Ranker

Ranker orders documents according to the given criteria. For example, you can use it in your query pipeline to prioritize the most recent documents.

Rankers are made to improve your retrieval results. Besides fast and simple feature-based rankers (such as RecentnessRanker), you can use rich transformer-based models that are sensitive to word order and syntax. In a pipeline, you can pair a Ranker with a keyword-based Retriever, like BM25Retriever. BM25Retriever is lightweight but insensitive to word order. Adding a Ranker after BM25Retriever in your query pipeline offsets this weakness and results in a better-sorted list of relevant documents

The improvement the Ranker brings comes at the cost of computational time.

Basic Information

  • Pipeline type: Used in query pipelines.
  • Nodes that can precede it in a pipeline: JoinDocuments, Retriever
  • Nodes that can follow it in a pipeline: JoinDocuments, PromptNode, Reader
  • Node input: Documents
  • Node output: Documents
  • Available node classes: CohereRanker, DeepsetMetaFieldRanker, DiversityRanker, EmbeddingRanker, LostInTheMiddleRanker, RecentnessRanker, SentenceTransformersRanker

Rankers Overview

There are two categories of rankers: model-based and feature-based. See the table below for a comparison of the two:

Model-Based RankersFeature-Based Rankers
DescriptionModel-based rankers work with document embeddings. They embed both the documents and the query using a transformer model. They then sort the documents by their similarity to the query.
These rankers are trained using labeled datasets. They're language-specific.
Feature-based rankers work with document metadata. They sort documents based on features in their metadata fields, such as recentness.
Advantages- Powerful
- Use transformer encoder models that take word order and syntax into account
- Build strong semantic representations of text
- Can improve the initial ranking done by a weak but fast retriever
- Lightweight
- No training required
- Can sort based on document features, such as recentness
- Can improve the initial ranking that lacks a given document feature
Disadvantages- More expensive computationally
- Have problems with out-of-vocabulary words
Available classesSentenceTransformersRanker
EmbeddingRanker
CohereRanker
DiversityRanker
RecentnessRanker
LostInTheMiddleRanker
DeepsetMetaFieldRanker

CohereRanker

CohereRanker uses models by Cohere to rerank documents. Cohere models are trained with a context length of 512 tokens. The model takes into account both the tokens from the query and the document. If your query is longer than 256 tokens, it's shortened to the first 256 tokens.

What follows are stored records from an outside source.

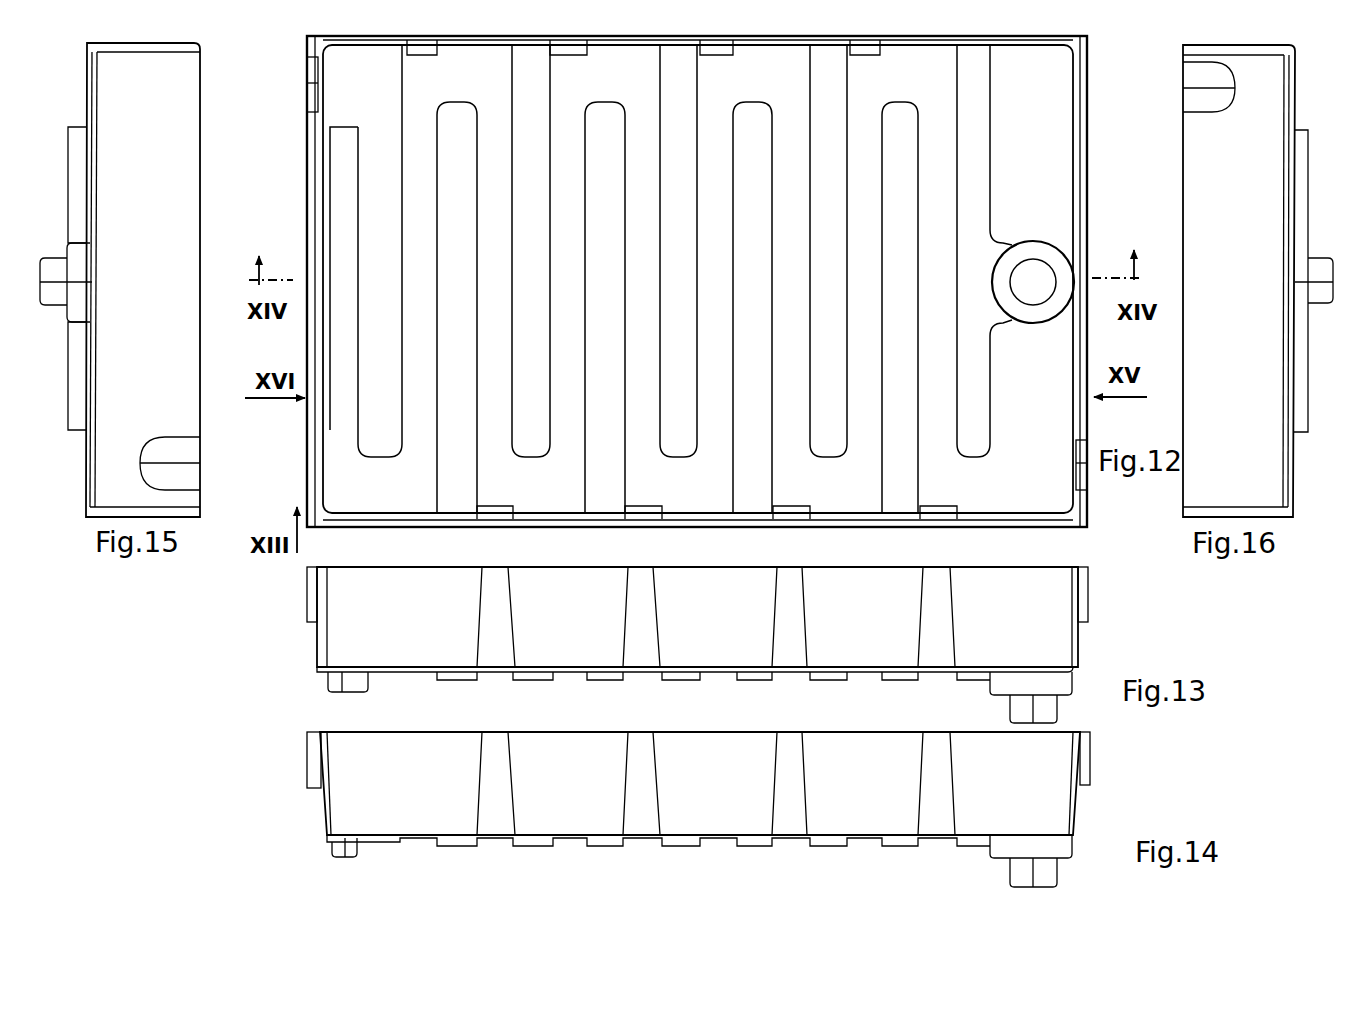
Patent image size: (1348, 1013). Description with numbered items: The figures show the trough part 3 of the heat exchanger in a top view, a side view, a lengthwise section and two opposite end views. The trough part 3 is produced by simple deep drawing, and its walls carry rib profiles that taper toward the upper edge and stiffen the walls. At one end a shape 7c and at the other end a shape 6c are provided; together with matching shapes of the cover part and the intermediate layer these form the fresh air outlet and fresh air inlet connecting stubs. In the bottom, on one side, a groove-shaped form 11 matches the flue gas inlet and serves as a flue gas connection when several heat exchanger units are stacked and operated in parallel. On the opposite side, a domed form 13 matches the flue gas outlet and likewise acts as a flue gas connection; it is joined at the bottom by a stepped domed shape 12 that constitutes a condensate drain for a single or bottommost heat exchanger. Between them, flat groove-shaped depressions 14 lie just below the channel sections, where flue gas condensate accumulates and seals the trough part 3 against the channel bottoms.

In FIG. 12, the trough part 3 is at (297, 213).
In FIG. 15, the trough part 3 is at (209, 410).
In FIG. 16, the trough part 3 is at (1176, 488).
In FIG. 13, the trough part 3 is at (292, 648).
In FIG. 14, the trough part 3 is at (692, 719).
In FIG. 12, the fresh air inlet shape 6c is at (1077, 478).
In FIG. 15, the fresh air inlet shape 6c is at (166, 451).
In FIG. 13, the fresh air inlet shape 6c is at (1078, 590).
In FIG. 14, the fresh air inlet shape 6c is at (1090, 760).
In FIG. 12, the fresh air outlet shape 7c is at (305, 68).
In FIG. 16, the fresh air outlet shape 7c is at (1209, 105).
In FIG. 13, the fresh air outlet shape 7c is at (305, 595).
In FIG. 14, the fresh air outlet shape 7c is at (325, 756).
In FIG. 12, the groove-shaped form 11 is at (343, 428).
In FIG. 15, the groove-shaped form 11 is at (79, 214).
In FIG. 16, the groove-shaped form 11 is at (1294, 354).
In FIG. 13, the groove-shaped form 11 is at (368, 672).
In FIG. 14, the groove-shaped form 11 is at (372, 838).
In FIG. 12, the stepped domed shape 12 is at (1011, 291).
In FIG. 15, the stepped domed shape 12 is at (54, 272).
In FIG. 16, the stepped domed shape 12 is at (1306, 305).
In FIG. 13, the stepped domed shape 12 is at (1058, 715).
In FIG. 14, the stepped domed shape 12 is at (1058, 878).
In FIG. 12, the domed form 13 is at (1048, 313).
In FIG. 15, the domed form 13 is at (83, 309).
In FIG. 13, the domed form 13 is at (1073, 690).
In FIG. 14, the domed form 13 is at (1075, 848).
In FIG. 12, the flat groove-shaped depressions 14 is at (524, 432).
In FIG. 14, the flat groove-shaped depressions 14 is at (600, 829).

For more information and best practices on re-ranking in Cohere, see Cohere documentation.

DeepsetMetaFieldRanker

Use this ranker to rank documents based on the value of their metadata field. You can set the ranking to ascending or descending.

For instance, if you want documents with higher ratings to appear first, you can adjust the settings in DeepsetMetaFieldRanker. Make sure your documents have a metadata field labeled 'rating' to store their scores. Then, set DeepsetMetaFieldRanker to rank the documents by the value of their 'rating' field in descending order, ensuring that documents with higher ratings are prioritized and appear at the top of your list.

Diversity Ranker

This ranker is typically used in retrieval augmented generation (RAG) pipelines where a large language model (LLM) generates the answer based on the documents you feed to it in the prompt. DiversityRanker ensures that the generated answer is based on diverse documents.

It uses a sentence transformer model to calculate the semantic representation (embedding) for each document. Then, it ranks the documents so that each subsequent document is the least similar to the ones it already selected. This results in a diverse set of documents.

You can use it in combination with other rankers. If you do so, place it after the similarity ranker, like SentenceTransformersRanker, but before the LostInTheMiddleRanker. Such setup is typical for the long form question answering task.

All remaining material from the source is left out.